When I arrived, Nuño’s eyes were shooting flames. On seeing me, he got so restless that I thought he would burst the cords that bound him. He was inside the crow’s nest but tied to the mast like a suckling pig about to be thrust into the oven. Believe me when I say that I was a bit afraid to approach him to remove the rag from his mouth, but I did it. Right away, because it was blisteringly hot, I gave him some water. I held the jug up to his mouth, and he drank the entire thing in one gulp. But as soon as the water passed through his gullet, he started shouting like a madman.

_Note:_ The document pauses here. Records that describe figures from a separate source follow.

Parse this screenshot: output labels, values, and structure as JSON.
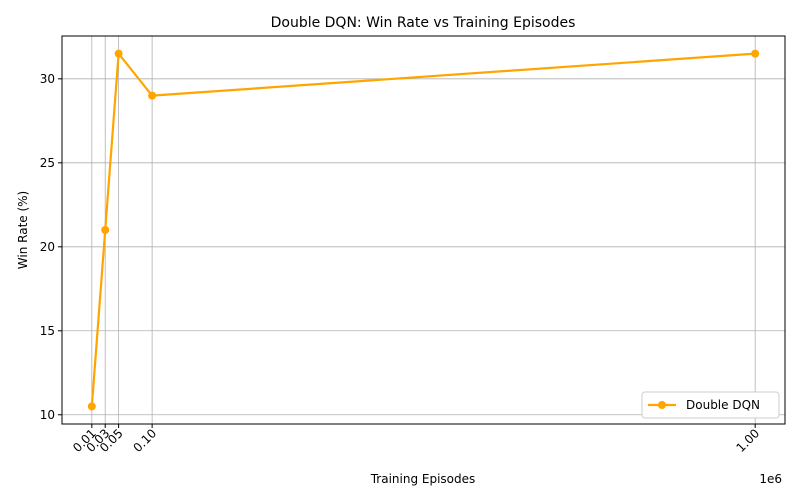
{
  "chart_data": {
    "type": "line",
    "title": "Double DQN: Win Rate vs Training Episodes",
    "xlabel": "Training Episodes",
    "ylabel": "Win Rate (%)",
    "x_offset_text": "1e6",
    "xlim": [
      -0.0345,
      1.0445
    ],
    "ylim": [
      9.45,
      32.55
    ],
    "x_ticks": [
      0.01,
      0.03,
      0.05,
      0.1,
      1.0
    ],
    "x_tick_labels": [
      "0.01",
      "0.03",
      "0.05",
      "0.10",
      "1.00"
    ],
    "y_ticks": [
      10,
      15,
      20,
      25,
      30
    ],
    "y_tick_labels": [
      "10",
      "15",
      "20",
      "25",
      "30"
    ],
    "grid": true,
    "legend_position": "lower-right",
    "series": [
      {
        "name": "Double DQN",
        "color": "#FFA500",
        "marker": "circle",
        "x": [
          0.01,
          0.03,
          0.05,
          0.1,
          1.0
        ],
        "y": [
          10.5,
          21.0,
          31.5,
          29.0,
          31.5
        ]
      }
    ]
  }
}
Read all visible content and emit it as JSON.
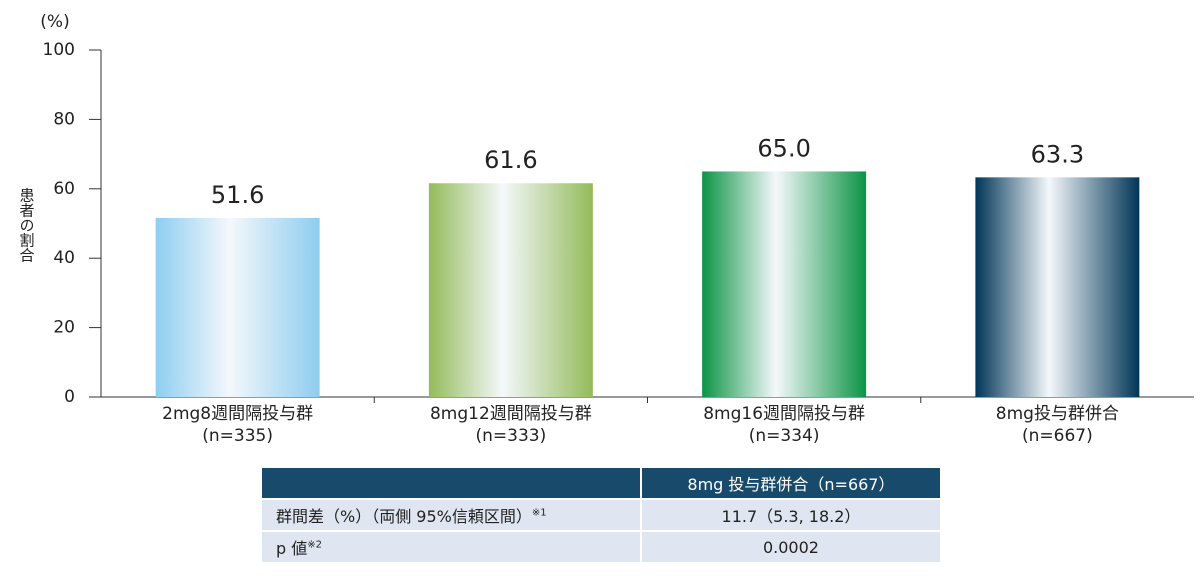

“Untie me, Sparks! Come on! I order you! When I get down from here, more than one person is going to wish they’d never been born! You’d better believe me! You won’t make me go there!”
And he didn’t say anything more because I, who didn’t know what to do, put the gag back in his mouth so he would shut up.
“Come on, Nuño, calm down . . . You know that I can’t . . . Do you want some cheese? I’ve also brought a bit of jerky . . . ” But he was so angry that he wouldn’t stop screaming, even though I couldn’t understand what he was saying. “He can’t be that terrible, man! After all, he’s your brother!”
Then he got really angry. It looked like he might swallow the gag, he was so furious. Feeling guilty—I don’t know why—I left the cheese and bread beside him and hurried down as fast as I could.
That wasn’t a good idea, I later realized. One, because tied up like that, he couldn’t eat; and two, because the rest of the day, while the food lasted, the seagulls used poor Nuño as a toilet. The journey to the Miskito Coast was long, and Nuño spent it in the same place. Every time we tried to untie him, he threatened to throw himself overboard or to do terrible things to the rest of us. So he spent the entire crossing up there. We put a hat on him, he ate little, drank just enough, and by the time we arrived, the veins of his forehead were so swollen that it looked like he’d had a serpent tattooed onto it.